Roi par effraction a la qualité intemporelle de ces romans français à l'écriture raffinée et constitue une lecture hautement recommandée pour ceux qui aiment l'Histoire et la littérature.
" Vues au travers des barreaux, toutes les cours de prison se ressemblent : un espace vide, butant contre de hauts murs. Le soleil, seule variable, s'y invite, révèle d'infimes nuances de couleurs et de textures, découpe le sol en zones antagonistes, puis avec lenteur remonte et s'en va. La crépuscule est long. L'obscurité tarde à venir, hésite, puis s'effondre et emporte tout " (incipit)
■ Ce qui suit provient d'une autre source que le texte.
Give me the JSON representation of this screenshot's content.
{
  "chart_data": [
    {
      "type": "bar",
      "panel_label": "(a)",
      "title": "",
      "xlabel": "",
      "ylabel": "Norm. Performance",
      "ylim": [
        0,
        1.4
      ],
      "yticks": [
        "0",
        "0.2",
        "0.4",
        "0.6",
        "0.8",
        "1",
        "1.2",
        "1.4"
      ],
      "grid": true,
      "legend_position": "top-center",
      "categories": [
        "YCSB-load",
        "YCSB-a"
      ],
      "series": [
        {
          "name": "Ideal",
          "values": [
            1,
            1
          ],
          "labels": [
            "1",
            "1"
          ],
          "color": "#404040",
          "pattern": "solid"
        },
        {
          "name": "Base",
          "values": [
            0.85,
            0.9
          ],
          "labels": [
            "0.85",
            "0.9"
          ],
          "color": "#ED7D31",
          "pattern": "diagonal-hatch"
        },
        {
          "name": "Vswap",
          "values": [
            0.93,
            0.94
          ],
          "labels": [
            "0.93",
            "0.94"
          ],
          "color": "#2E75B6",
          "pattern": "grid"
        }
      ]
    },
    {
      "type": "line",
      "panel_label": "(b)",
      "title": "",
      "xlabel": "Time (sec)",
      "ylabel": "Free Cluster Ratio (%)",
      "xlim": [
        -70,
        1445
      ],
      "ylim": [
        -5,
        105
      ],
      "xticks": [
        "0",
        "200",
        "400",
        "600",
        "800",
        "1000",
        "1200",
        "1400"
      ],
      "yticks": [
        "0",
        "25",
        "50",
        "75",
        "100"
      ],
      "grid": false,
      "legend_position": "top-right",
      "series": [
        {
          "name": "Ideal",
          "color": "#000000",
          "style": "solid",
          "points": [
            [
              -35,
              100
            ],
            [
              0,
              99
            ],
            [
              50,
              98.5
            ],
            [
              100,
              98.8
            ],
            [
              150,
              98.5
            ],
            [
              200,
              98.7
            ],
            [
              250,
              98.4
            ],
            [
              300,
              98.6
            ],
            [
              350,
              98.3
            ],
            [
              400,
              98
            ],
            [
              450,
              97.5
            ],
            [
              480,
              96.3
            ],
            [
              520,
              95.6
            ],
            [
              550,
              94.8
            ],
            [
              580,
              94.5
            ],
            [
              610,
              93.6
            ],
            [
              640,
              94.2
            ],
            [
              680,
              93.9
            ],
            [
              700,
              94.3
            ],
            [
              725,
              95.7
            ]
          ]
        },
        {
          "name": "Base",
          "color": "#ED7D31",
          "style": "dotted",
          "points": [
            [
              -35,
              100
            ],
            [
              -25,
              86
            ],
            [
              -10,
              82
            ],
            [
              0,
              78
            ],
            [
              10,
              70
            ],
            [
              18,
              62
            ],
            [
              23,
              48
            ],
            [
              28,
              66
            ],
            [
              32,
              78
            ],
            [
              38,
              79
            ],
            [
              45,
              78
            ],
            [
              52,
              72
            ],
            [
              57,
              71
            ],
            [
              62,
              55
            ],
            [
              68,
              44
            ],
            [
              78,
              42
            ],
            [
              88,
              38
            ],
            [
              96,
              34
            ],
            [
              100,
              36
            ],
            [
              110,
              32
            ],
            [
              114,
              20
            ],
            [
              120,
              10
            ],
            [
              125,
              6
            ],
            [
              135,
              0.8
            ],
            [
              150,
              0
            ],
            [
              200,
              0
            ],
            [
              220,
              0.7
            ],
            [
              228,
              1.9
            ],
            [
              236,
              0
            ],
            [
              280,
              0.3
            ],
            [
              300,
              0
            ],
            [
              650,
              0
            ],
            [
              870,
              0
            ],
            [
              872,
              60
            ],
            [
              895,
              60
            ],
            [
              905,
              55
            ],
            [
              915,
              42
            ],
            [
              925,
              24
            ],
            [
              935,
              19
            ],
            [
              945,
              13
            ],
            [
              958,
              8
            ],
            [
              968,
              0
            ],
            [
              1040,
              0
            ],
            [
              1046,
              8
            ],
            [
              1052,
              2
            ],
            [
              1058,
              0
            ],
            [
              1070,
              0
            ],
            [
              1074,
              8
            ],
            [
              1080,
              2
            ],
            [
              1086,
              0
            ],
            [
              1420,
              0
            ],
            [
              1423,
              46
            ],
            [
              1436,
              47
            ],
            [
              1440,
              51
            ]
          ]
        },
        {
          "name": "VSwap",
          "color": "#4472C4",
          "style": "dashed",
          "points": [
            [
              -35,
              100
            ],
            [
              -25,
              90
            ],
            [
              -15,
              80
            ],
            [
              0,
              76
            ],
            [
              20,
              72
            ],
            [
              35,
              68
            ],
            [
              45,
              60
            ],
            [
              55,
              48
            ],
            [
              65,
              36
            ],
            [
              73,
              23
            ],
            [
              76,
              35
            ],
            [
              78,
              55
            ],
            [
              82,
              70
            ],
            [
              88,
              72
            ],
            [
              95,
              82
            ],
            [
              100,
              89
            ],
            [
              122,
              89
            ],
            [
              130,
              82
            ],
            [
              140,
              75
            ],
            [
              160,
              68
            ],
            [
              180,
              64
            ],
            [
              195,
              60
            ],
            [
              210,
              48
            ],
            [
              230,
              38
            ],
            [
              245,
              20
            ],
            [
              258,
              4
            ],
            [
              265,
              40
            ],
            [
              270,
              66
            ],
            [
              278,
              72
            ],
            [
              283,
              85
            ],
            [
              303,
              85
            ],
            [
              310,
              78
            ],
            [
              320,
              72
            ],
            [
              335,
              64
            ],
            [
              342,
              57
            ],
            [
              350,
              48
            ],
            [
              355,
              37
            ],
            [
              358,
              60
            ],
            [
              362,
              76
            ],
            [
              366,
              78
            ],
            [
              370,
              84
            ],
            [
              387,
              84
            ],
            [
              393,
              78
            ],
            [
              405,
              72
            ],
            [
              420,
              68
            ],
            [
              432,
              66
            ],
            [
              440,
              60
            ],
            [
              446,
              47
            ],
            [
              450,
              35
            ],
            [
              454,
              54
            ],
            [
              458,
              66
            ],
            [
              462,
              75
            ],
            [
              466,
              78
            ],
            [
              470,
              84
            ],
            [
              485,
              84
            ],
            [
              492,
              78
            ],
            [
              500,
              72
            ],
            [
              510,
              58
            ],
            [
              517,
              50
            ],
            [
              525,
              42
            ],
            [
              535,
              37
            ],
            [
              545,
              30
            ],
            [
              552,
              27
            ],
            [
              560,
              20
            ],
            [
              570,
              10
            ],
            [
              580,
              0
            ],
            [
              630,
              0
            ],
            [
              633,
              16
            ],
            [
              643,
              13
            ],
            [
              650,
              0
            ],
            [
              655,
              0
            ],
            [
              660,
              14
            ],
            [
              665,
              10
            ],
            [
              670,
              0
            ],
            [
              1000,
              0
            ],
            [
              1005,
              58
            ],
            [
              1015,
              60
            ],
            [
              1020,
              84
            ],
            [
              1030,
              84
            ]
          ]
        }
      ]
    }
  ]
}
" Il ne regrette rien. Mieux, il revendique cette fidélité. Non sans orgueil, il peut se résoudre à n'avoir été que cela : non pas un pion que l'Empereur déplace à sa guise, mais une page blanche sur laquelle Napoléon écrit. Pour l'éternité." (p. 38)
" Raconter cette destinée, c'est tisser ensemble des milliers de fils aux couleurs chatoyants, invérifiables et trompeuses de vérité." (p. 69)
" Il se baisse, met un genou à terre et lui tient la main un instant. Oui, malgré les titres, les richesses, la gloire et les honneurs, malgré tout ce qui l'entoure, il est l'un d'eux. Un soldat. (...) Un clavier d'élite parmi d'autres cavaliers d'élite. Fait des mêmes souvenirs est des mêmes muscles. Avec la même odeur de sueur, de poussière et de sang. Partageant les mêmes dangers. Cela seul est vrai. Cela seul le définit". (p. 131)
" Que restera-t-il de toute cette agitation dans une semaine ? Que restera-t-il de son règne dans un siècle ? Moins, infiniment moins que d'un esclave anonyme retiré des fouilles de la caserne des gladiateurs, désormais célèbre pour l'éternité". (p. 183)
" Lever son verre de cristal, admirer le liquide ambré, saluer ces soldats d'un autre empire, et crier avec eux : davaï ! Ce mot sans doute le résume tout entier. Il lui tient lieu de boussole, d'histoire et de philosophie. Lorsqu'il n'a plus été capable d'aller en avant, tout s'est effondré". (p. 204)
" Et si la mort était simplement cela : l'absence de souvenirs nouveaux, l'arrêt de toute sensation succédant aux sensations du moment précédent. L'immobilité, non pas du corps anéanti, mais de tout ce que le monde extérieur fournit à profusion ..." (p. 243)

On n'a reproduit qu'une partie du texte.